A three-sport athlete in high school, Jiwan James
was a highly recruited football standout but decided to seek a career as a pitcher instead.
These days, James isn't focused on either of those pursuits. Now in his sixth season in the Minor Leagues, James is an everyday center fielder for the Reading Phillies in his first season at the Double-A level.
"I have no regrets," said James, who hit .259 in his first 69 games this year with nine doubles, three triples, six homers and five steals. "I feel like you have to be up to the challenge."
"He's a guy that will get real streaky," said Reading manager Dusty Wathan. "He'll use his speed to stay out of long slumps."
James committed to the University of Florida for baseball after his sophomore year at Williston High on Florida's Gulf Coast. By the time he was a senior, he had attracted attention for football from such programs as Florida State.
But James was committed to baseball, and he was drafted in the 22nd round by Philadelphia in 2007. He turned down the scholarship offer from Florida to sign with the Phillies, where he began his pro career in the Gulf Coast League in 2007 by going 0-4 with a 7.71 ERA in nine games.

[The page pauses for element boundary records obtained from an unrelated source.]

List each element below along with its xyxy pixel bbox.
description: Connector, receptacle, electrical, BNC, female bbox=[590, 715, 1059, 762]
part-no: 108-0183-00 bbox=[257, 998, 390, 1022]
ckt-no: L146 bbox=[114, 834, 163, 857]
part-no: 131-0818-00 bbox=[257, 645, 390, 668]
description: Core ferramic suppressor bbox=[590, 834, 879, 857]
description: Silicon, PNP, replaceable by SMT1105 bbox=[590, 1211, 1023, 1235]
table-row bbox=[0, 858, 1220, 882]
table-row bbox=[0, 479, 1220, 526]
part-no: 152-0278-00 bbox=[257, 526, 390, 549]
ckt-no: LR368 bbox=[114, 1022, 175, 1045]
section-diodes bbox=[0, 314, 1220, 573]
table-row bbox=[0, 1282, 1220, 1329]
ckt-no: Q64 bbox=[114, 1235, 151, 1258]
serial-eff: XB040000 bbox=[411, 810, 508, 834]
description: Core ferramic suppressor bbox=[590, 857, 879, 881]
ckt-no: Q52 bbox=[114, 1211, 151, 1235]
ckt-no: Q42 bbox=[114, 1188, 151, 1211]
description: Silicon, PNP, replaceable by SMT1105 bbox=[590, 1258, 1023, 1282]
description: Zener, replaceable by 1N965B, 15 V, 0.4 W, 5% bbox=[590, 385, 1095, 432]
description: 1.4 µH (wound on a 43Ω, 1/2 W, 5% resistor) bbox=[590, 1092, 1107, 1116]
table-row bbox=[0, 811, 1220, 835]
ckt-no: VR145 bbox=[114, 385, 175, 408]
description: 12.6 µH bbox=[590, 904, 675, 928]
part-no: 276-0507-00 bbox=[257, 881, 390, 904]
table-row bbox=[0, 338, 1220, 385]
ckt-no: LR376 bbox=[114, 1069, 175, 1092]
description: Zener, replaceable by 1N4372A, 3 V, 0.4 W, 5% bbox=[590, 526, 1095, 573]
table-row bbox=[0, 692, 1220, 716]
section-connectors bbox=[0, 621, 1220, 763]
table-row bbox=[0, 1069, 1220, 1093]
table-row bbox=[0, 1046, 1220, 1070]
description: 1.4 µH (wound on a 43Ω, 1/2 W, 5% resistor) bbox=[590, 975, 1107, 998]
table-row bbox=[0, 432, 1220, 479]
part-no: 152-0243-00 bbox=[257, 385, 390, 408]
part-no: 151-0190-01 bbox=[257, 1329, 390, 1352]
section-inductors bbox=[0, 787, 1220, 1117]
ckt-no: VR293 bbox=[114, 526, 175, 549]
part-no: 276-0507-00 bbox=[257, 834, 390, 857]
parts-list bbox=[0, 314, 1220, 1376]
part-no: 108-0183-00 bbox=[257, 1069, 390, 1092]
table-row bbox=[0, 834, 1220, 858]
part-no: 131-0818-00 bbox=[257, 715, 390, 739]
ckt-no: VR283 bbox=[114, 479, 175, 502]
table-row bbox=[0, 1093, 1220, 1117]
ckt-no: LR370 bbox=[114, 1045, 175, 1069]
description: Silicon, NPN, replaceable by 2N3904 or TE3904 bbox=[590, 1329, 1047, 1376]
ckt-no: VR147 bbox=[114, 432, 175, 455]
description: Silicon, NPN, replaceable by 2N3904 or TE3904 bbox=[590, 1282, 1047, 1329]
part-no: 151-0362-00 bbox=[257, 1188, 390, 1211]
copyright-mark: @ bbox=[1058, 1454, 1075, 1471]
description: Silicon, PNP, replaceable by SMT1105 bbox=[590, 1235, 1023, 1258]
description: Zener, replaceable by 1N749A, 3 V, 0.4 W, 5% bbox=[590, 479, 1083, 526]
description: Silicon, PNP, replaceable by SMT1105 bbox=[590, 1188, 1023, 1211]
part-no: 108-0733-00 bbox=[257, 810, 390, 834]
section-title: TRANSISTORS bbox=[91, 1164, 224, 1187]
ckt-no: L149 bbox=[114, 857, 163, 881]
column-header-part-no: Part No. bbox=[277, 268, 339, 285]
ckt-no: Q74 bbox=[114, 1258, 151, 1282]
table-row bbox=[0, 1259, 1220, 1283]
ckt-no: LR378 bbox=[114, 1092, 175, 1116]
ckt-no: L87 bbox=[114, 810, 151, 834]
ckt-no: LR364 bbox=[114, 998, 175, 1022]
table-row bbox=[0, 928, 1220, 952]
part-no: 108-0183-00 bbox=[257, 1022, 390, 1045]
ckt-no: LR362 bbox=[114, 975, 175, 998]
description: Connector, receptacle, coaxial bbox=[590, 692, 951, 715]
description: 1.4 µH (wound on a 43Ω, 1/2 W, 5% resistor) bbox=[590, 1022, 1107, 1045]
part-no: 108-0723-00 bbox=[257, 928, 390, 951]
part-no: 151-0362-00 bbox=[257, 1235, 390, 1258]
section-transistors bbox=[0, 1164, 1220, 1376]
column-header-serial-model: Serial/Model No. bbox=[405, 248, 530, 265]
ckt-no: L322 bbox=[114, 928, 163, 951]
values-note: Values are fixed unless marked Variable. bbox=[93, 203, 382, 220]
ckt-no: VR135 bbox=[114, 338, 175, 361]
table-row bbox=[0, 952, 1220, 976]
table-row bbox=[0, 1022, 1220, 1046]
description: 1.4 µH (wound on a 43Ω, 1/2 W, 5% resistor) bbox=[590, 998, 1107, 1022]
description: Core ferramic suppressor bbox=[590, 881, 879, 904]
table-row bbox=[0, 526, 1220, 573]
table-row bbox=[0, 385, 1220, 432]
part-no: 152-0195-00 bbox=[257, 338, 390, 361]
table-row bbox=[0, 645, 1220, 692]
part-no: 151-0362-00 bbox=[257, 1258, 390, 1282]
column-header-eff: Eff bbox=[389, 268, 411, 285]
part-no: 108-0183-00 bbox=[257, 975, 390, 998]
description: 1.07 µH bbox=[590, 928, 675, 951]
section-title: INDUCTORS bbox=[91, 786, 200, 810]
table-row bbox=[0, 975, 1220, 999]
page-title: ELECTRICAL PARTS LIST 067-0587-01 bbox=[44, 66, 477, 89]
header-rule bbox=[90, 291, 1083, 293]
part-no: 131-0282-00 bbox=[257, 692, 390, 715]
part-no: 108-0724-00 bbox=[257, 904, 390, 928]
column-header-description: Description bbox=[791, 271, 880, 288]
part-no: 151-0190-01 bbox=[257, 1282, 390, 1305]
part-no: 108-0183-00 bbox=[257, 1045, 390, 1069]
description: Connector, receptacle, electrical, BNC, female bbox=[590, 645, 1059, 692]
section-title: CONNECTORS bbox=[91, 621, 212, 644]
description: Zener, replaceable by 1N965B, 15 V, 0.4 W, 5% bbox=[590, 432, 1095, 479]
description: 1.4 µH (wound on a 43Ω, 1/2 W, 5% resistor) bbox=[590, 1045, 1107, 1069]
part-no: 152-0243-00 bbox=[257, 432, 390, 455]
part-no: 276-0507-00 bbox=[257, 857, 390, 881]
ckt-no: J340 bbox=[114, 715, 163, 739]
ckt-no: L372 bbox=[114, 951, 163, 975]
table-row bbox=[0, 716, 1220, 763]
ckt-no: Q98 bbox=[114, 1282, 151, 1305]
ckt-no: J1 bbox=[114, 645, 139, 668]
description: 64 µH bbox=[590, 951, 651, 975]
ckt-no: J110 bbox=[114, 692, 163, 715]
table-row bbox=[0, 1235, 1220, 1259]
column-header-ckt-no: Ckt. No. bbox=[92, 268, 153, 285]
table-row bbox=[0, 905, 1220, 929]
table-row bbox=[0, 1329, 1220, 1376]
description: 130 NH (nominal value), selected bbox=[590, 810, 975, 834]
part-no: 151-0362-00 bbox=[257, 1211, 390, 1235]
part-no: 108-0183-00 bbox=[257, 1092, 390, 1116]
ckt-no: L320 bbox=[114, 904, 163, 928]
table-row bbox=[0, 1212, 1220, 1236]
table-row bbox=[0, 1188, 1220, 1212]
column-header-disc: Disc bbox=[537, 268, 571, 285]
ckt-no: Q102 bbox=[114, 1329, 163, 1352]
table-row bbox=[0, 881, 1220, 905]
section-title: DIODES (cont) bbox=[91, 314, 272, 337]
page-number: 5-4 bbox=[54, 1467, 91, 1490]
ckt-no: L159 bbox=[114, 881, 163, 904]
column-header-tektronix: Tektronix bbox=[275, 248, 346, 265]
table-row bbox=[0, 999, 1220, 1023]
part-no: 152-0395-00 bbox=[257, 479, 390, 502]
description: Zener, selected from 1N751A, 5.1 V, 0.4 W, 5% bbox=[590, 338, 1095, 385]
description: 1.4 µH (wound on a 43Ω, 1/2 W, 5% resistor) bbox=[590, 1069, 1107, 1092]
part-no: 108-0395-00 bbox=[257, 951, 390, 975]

James missed the 2008 season with an injury, and after that season, he said he approached the Phillies about becoming a position player. He had played center field in high school and believed it wasn't too late to make a change.
"That was my decision. I felt I could still play the outfield," he said. "It was a lot of work to play catch-up."
He hit .264 in 121 at-bats with Williamsport in the New York-Penn League in 2009, then moved up to Lakewood of the South Atlantic League the next season and hit .270 with 26 doubles, 33 steals, five homers and 64 RBIs in 556 at-bats.
James moved up again in 2011 to Class A Advanced Clearwater of the Florida State League and hit .268 with 26 doubles, 31 steals, four homers and 38 RBIs. He said playing in front of large crowds in Reading is a far cry from small crowds in Florida.
"The atmosphere is a lot different from Clearwater. You feel the fans' support," he said of a Reading club that averages 6,019 fans per game, second in the league to Richmond.
Does he have any specific goals for this year?
"I'm not a big goal-setter," he said, "as long as I see myself progressing."
Future in Reading: Reading had two pitchers -- Lisalverto Bonilla (Dominican Republic) and Julio Rodriguez (Puerto Rico) -- named to the World Team for the Futures Games, which will be played July 8 in Kansas City. "It's great. I'm really happy for those guys," said Reading manager Dusty Wathan. "Julio has not gotten some of the accolades that he may deserve."
Rough patch for aces: Two of the Eastern League's top pitchers early in the season have struggled in the past few weeks. Harrisburg's Dan Rosenbaum, who was 6-1 through May, fell to 7-4 with a loss at New Hampshire on Sunday. He gave up four earned runs in eight innings after allowing seven earned runs in his previous start at Portland. Reading's Trevor May, who was 5-0 in April, gave up four runs in seven innings June 20 at New Hampshire and had an ERA of 6.10 in his previous 10 outings.
Quick turnaround: After losing six in a row, New Britain won its fourth straight Sunday with a 7-3 victory at Richmond. Chris Colabello and Evan Bigley each had three hits for the Rock Cats, who entered this week with a league-worst average of .242 as a team. Bigley hit .400 in a 10-game stretch through Sunday with four doubles and two homers and was named the league's Offensive Player of the Week.